My grandma's pfefferneussen are famous. They are small, round, spicy, German cookies. I can't remember ever visiting without having them on hand. Now my little girls expect them every single time we come to visit, which is usually once a week.
This morning grandma didn't have any pfefferneussen. Girls were keenly disappointed. Jo took grandma's hand and said, with not a little grown-up-edness, "Well, grandma, next time you can have cookies for us." In grandma's words, she was 'tickled' at Josephine's words.
This week is Spring Break, which is does not translate to a break for me. It just means our usual haunts are off limits because Utah Valley's children have been let loose. Amelia really noticed the absence of school today, and said with dismay, "But, I need to do my Centers!" So we did Centers at Grandma's house, and she gave the girls a clipboard and a pencil, and gave them gridded sheets of paper with titles like the "Masonic Graveyard Names of Massachusetts." This kind of organization fired up Josephine's imagination. She wandered around the house, clipboard in the crook of her arm, and jotted things down. She told me she was doing 'inspection,' then sat down, legs crossed, fastidiously holding her pencil correctly. I don't know what she thinks 'inspection' means.
Hazel loved the long lists of names too. This child is a carbon copy of her father. She has his ability to hone in on just one thing and amass powers of concentration to make it 'perfect.' She tries so hard to write letters. She gets so close to tracing them. When I looked at her genealogy paper, she had tried to trace the tiny letters with obvious effort, and on the back let loose her frustration in big fat circles.
We went home and I made lunch. I had crackers with boursin and cherry tomatoes, two slices of pecan-white chocolate bread, and two spears of pineapple. They had oven-baked dinosaur chicken nuggets. The twins made each other laugh so hard I was afraid they would choke on their food.
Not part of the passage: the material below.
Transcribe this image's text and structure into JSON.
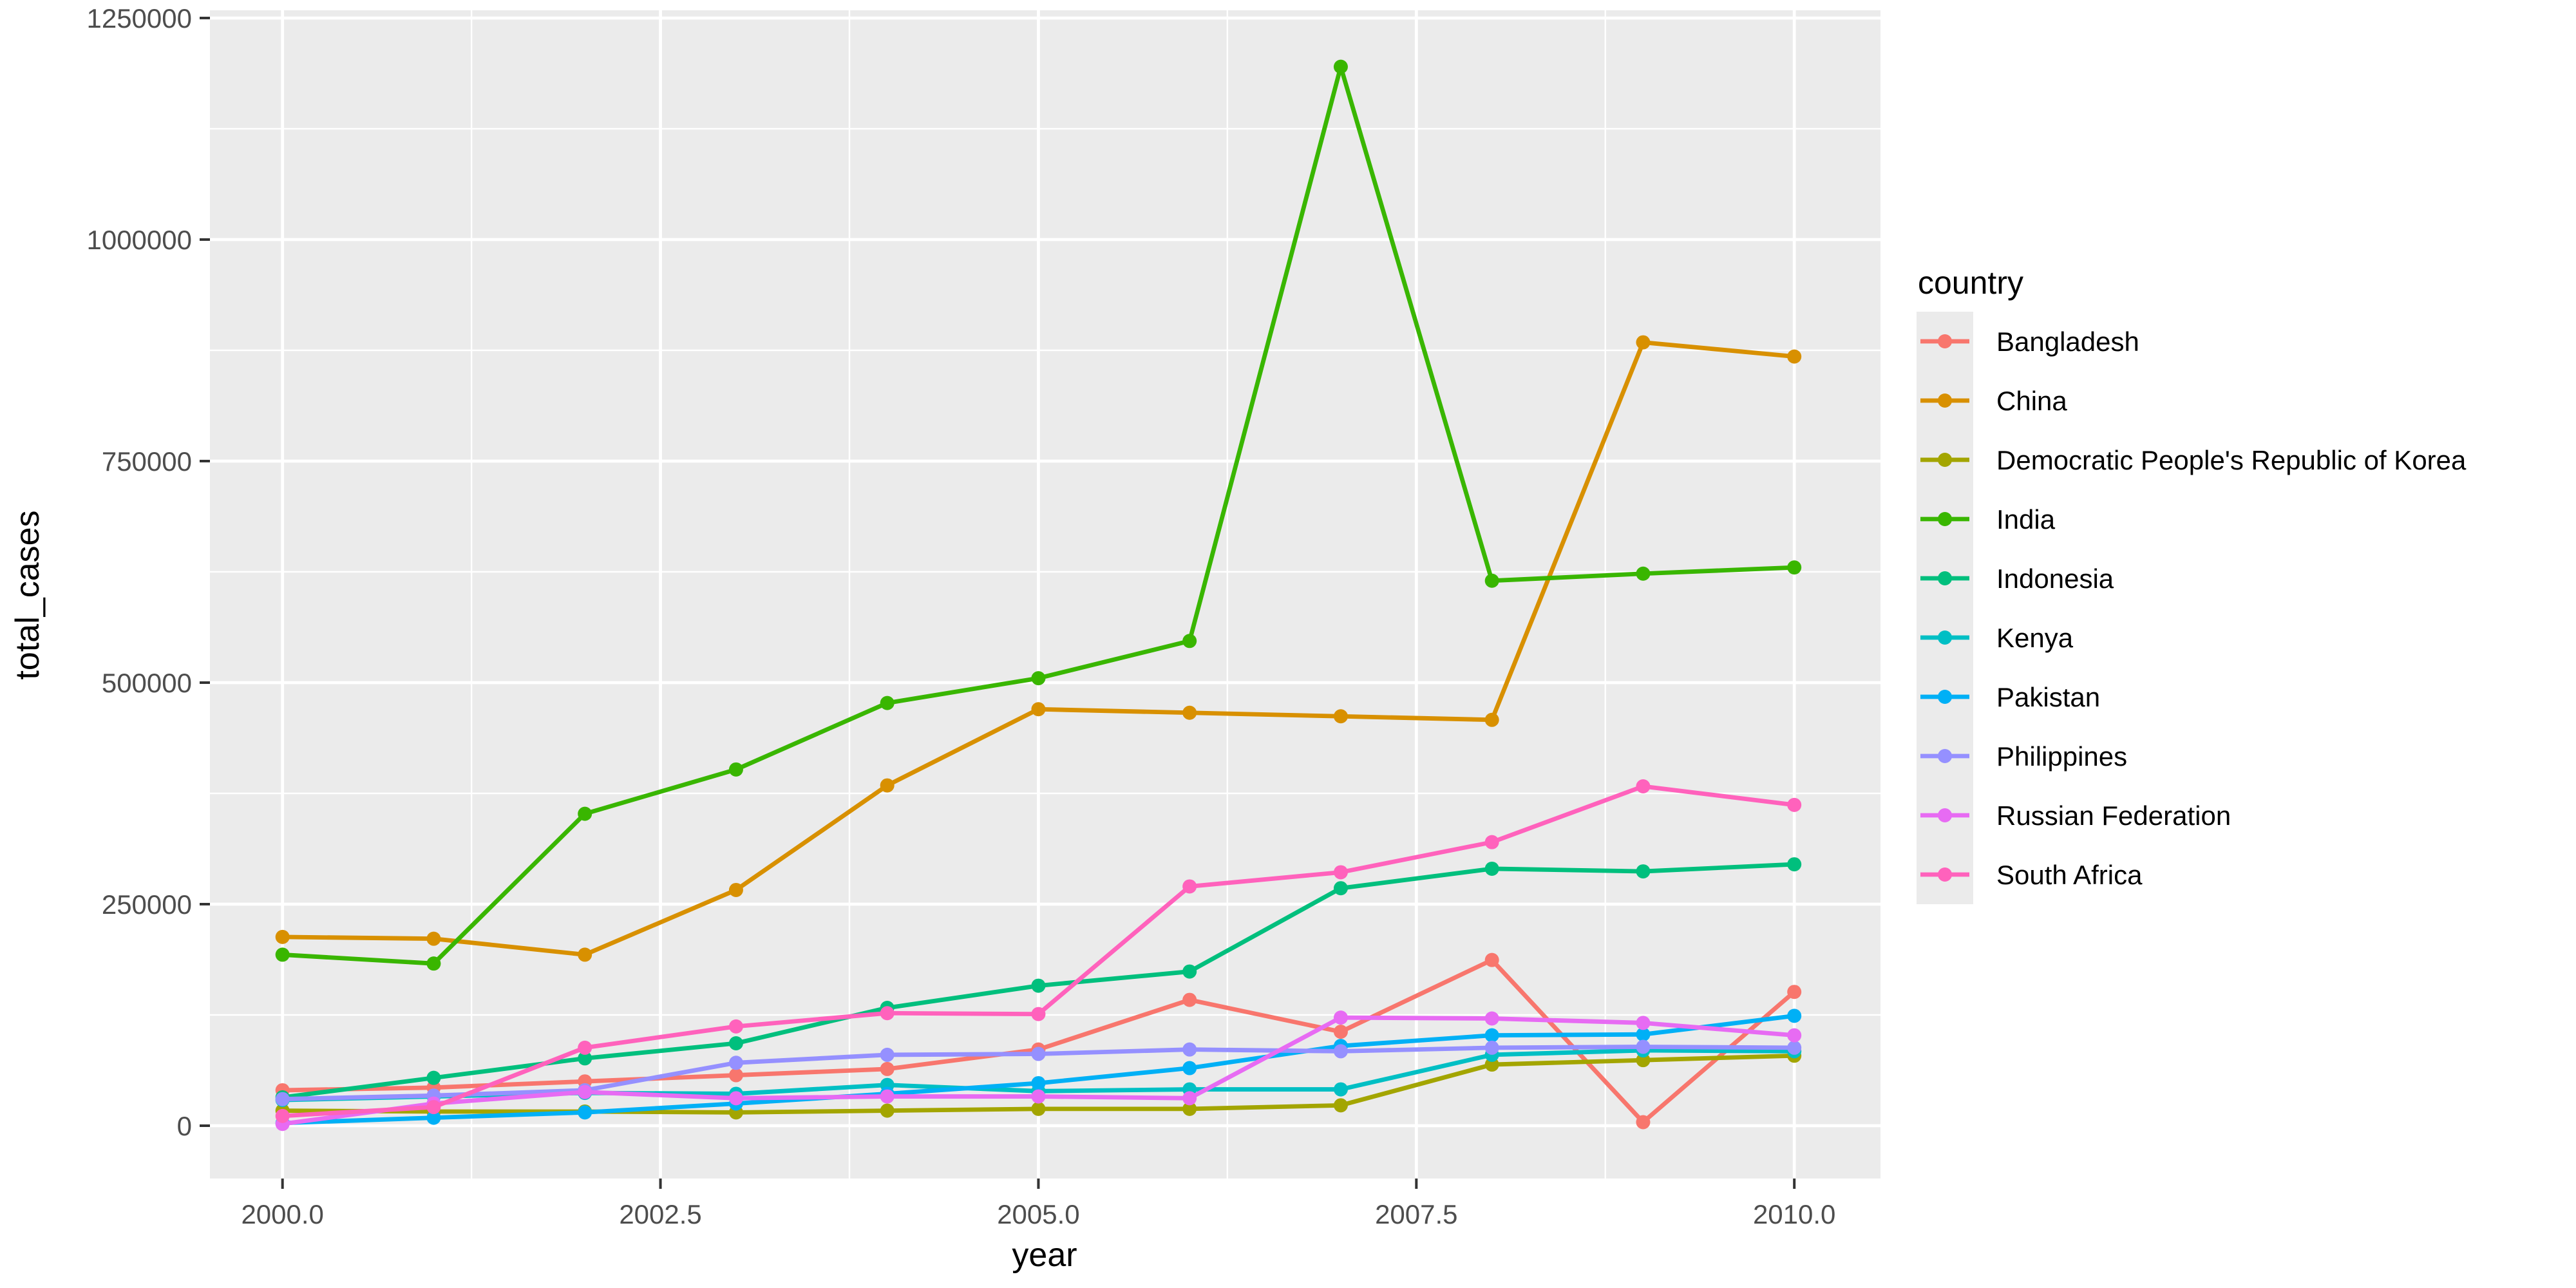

This is a very run-of-the-mill day for us, and I feel like I have thousands of days like it ahead of me. But sometimes I'm afraid if I don't record it somewhere it will just wash away, or I won't be able to reflect on the goodness of it all. We have wonderful moments, hysterical moments, funny moments, sad ones. Mostly I'm breaking up fights and teaching them. Its all a lot of work, and somehow it takes all of me to do it. But really, we have a wonderful life.